Intenté parpadear, pero los ojos querían cerrarse de modo que me rendí.

—Lo siento mucho Deb, pero uno de los dos no se explica bien. ¿Soy yo?

—Intenté explicárselo —dijo Deborah con una vocecilla débil que me transmitió la idea de estar sumergiéndose en el agua sin salvavidas—. Le conté toda la historia. Fui incluso cortés.

—Muy bien. ¿Y qué te dijo?

—Nada —dijo Deb.

—¿Nada de nada?

—Nada de nada —repitió Deb—. Excepto gracias, con el mismo tono en que se las darías al aparcacoches. Me dedicó esa sonrisa suya tan peculiar y dio media vuelta.

—Bueno, Deb, tampoco puedes esperar que…

—Luego descubrí por qué sonreía así —dijo Deb—. Como si tuviera delante a una retrasada mental y hubiera decidido por fin dónde encerrarme.

—Oh, no —exclamé—. ¿No estarás fuera del caso?

—Todos lo estamos, Dexter —dijo Deb con una voz que revelaba tanto cansancio como el que yo sentía—. LaGuerta ha arrestado a alguien.

De repente el silencio invadió la línea y no pude pensar en nada, pero al menos consiguió despertarme.

—¿Qué?

—LaGuerta ha detenido a un tipo, uno de los trabajadores del estadio. Lo tiene bajo custodia y está convencida de que es el asesino.

—Eso es imposible —dije, aunque sabía que era posible. Maldita puta descerebrada. LaGuerta, no Deb.

—Ya lo sé, Dexter. Pero no intentes decírselo a LaGuerta. Está segura de que ha pillado al asesino.

—¿Hasta qué punto? —pregunté. La cabeza me daba vueltas y sentía ganas de vomitar. No sabría decir por qué.

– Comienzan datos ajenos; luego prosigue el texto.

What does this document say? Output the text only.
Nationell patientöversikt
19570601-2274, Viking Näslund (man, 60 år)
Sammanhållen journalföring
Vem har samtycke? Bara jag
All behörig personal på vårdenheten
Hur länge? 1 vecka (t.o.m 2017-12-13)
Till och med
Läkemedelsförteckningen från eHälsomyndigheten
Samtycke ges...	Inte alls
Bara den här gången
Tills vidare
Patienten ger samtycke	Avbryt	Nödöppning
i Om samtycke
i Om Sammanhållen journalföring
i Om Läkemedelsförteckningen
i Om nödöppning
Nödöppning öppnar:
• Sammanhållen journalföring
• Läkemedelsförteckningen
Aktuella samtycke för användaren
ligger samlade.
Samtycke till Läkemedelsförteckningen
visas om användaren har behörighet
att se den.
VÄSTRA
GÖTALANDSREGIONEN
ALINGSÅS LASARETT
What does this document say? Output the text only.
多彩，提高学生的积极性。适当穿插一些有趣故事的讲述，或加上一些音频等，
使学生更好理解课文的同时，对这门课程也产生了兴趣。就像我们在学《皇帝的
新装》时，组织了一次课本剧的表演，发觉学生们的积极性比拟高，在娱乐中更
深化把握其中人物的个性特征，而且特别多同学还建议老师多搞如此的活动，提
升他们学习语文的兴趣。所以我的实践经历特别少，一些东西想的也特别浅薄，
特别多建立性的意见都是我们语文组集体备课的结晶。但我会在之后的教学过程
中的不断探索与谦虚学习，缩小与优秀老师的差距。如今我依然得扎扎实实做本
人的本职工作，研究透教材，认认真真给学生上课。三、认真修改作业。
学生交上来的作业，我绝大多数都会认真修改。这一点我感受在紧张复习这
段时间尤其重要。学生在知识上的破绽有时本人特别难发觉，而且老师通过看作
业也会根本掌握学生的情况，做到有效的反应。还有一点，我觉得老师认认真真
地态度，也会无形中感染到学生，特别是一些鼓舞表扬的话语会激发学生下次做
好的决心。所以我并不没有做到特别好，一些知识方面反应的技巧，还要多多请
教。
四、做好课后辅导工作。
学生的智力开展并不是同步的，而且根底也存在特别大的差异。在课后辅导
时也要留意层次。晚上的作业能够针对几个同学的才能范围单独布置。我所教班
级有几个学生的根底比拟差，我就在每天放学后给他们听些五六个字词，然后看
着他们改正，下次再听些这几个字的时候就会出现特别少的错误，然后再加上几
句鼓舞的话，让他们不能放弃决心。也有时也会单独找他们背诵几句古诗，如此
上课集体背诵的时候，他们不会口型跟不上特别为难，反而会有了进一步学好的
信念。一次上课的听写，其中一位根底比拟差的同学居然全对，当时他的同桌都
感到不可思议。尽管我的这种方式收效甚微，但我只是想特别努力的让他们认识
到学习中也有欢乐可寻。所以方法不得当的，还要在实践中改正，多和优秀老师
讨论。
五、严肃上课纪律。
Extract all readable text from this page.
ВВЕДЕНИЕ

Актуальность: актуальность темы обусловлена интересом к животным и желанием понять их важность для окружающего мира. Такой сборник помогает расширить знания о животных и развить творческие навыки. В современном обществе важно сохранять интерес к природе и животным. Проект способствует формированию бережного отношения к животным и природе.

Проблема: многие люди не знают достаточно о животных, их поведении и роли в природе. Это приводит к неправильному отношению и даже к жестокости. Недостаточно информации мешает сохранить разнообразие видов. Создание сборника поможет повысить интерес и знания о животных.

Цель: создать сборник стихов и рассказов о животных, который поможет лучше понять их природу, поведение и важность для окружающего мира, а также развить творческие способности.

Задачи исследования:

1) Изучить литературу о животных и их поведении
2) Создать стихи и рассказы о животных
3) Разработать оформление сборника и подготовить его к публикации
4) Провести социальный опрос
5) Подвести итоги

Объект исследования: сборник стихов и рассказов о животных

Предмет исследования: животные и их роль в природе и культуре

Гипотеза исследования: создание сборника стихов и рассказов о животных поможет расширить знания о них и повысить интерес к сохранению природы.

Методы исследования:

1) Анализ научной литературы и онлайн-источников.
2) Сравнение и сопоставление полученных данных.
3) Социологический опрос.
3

—Dará una conferencia de prensa dentro de una hora —gruñó Deb—. Para ella no hay duda.

Los golpes en mi cabeza se hicieron demasiado fuertes para oír lo siguiente que dijo Deb. ¿LaGuerta había arrestado a alguien? ¿A quién? ¿A quién podía haberle cargado el muerto? ¿De verdad era capaz de pasar por alto todas las pistas, el aroma, la textura y el sabor de estos asesinatos y arrestar a alguien? Porque nadie capaz de hacer lo que había hecho este asesino —de hecho, ¡lo que seguía haciendo!– podía permitir que una imbécil como LaGuerta lo atrapara. Nunca. Apostaría mi vida en ello.

—No, Deborah —dije—. No es posible. Se ha equivocado de hombre.

Deborah se rió, con esa risa fatigada que dice aquíhayjuegosucio típica de la policía.

—Sí —dijo ella—. Yo lo sé. Tú lo sabes. Pero ella no. ¿Y quieres saber algo gracioso? Él tampoco.

Eso no tenía ningún sentido.

—¿Qué dices, Deb? ¿Quién no lo sabe?

Repitió aquella risita breve y amarga.

—El tipo al que han arrestado. Supongo que debe de estar tan aturdido como LaGuerta, Dex. Porque ha confesado.

—¿Qué?

—Ha confesado, Dexter. El muy capullo ha confesado.